Resistance to alcohol grew during the nineteenth century. Social conservatives worried about the effects of alcohol abuse on individuals and communities. In 1874, the first national convention of the Women's Christian Temperance Union was held. The Union promoted the movement for prohibition in the United States and tried to shut down saloons. They blamed male drinking for prostitution, child abuse, and poverty.

Prohibition

The Temperance Movement steadily gained a huge following worldwide, resulting in bans on alcohol. Canada, Finland, Iceland, Norway, Russia/Soviet Union, and the United States all enacted bans on alcohol in the first decades of the twentieth century. In the United States, the Eighteenth Amendment prohibited the sale and production of alcoholic beverages beginning in 1920.

Nearly 14 years and three constitutional amendments later, Congress repealed the Eighteenth Amendment, but not before Prohibition wreaked havoc on the American alcohol industry. Breweries, distilleries, and wineries were forced to shutter themselves, damaging an emerging market.

But Prohibition proved impossible to enforce. Americans continued to consume alcohol, smuggled in illegally from neighboring countries or produced illegally within U.S. borders. Speakeasies flourished; there were more speakeasies during Prohibition than there were legitimate bars before the Eighteenth Amendment went into effect.

Pop Alcohol

The American alcohol market rebounded after 1933, and the twentieth century saw floods of new products and cocktails. A fictional British agent named James Bond put a handsome face to the Martini. In Ian Fleming's original novel, Bond orders a dry Martini served in a deep champagne goblet with three measures of Gordon's gin, one of Gordon's vodka, and half a measure of Lillet dry vermouth shaken very well until ice-cold, with a garnish of lemon peel. This is the first reference to combining both vodka and gin in a Martini.
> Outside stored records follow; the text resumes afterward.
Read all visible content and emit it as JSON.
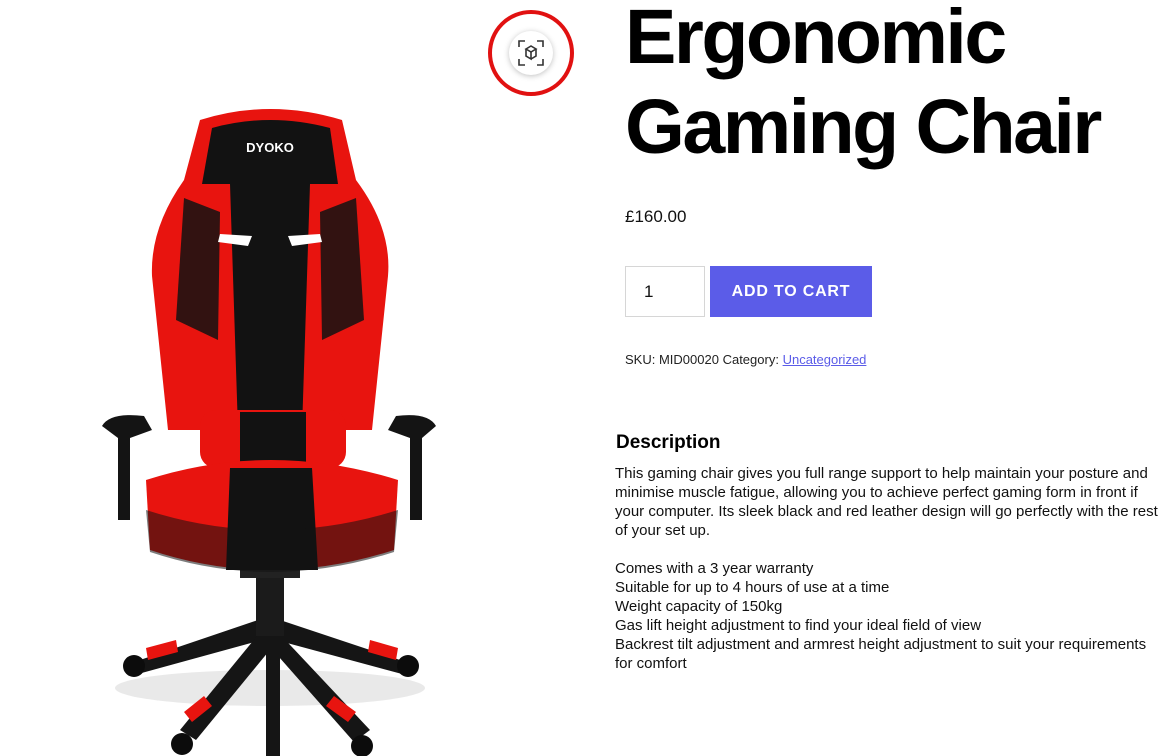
{
  "gallery": {
    "image_alt": "Ergonomic Gaming Chair",
    "chair_logo": "DYOKO",
    "ar_button_icon": "view-in-3d-icon"
  },
  "product": {
    "title": "Ergonomic\nGaming Chair",
    "price": "£160.00",
    "quantity": "1",
    "add_to_cart_label": "ADD TO CART",
    "sku_label": "SKU:",
    "sku": "MID00020",
    "category_label": "Category:",
    "category": "Uncategorized"
  },
  "description": {
    "heading": "Description",
    "body": "This gaming chair gives you full range support to help maintain your posture and minimise muscle fatigue, allowing you to achieve perfect gaming form in front if your computer. Its sleek black and red leather design will go perfectly with the rest of your set up.",
    "features": [
      "Comes with a 3 year warranty",
      "Suitable for up to 4 hours of use at a time",
      "Weight capacity of 150kg",
      "Gas lift height adjustment to find your ideal field of view",
      "Backrest tilt adjustment and armrest height adjustment to suit your requirements for comfort"
    ]
  },
  "colors": {
    "accent": "#5b5ce8",
    "highlight_ring": "#e11111",
    "chair_red": "#e8140f",
    "chair_black": "#121212"
  }
}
Public awareness of the dangers of overindulgence remains an issue. In 1980, Candy Lightner founded Mothers Against Drunk Drivers (MADD) after a drunk driver killed her 13-year-old daughter, Cari. The United States set the legal drinking age at 21 years in 1984.

The last two decades have seen an onslaught of new drinks. Malt beverages hit store shelves in the 1990s. Smirnoff Ice debuted in 2001 in the United States and quickly captured the market. In the world of cocktails, bartenders strove to invent quirky new drinks to keep patrons interested, aided by exotic products like Blavod black vodka.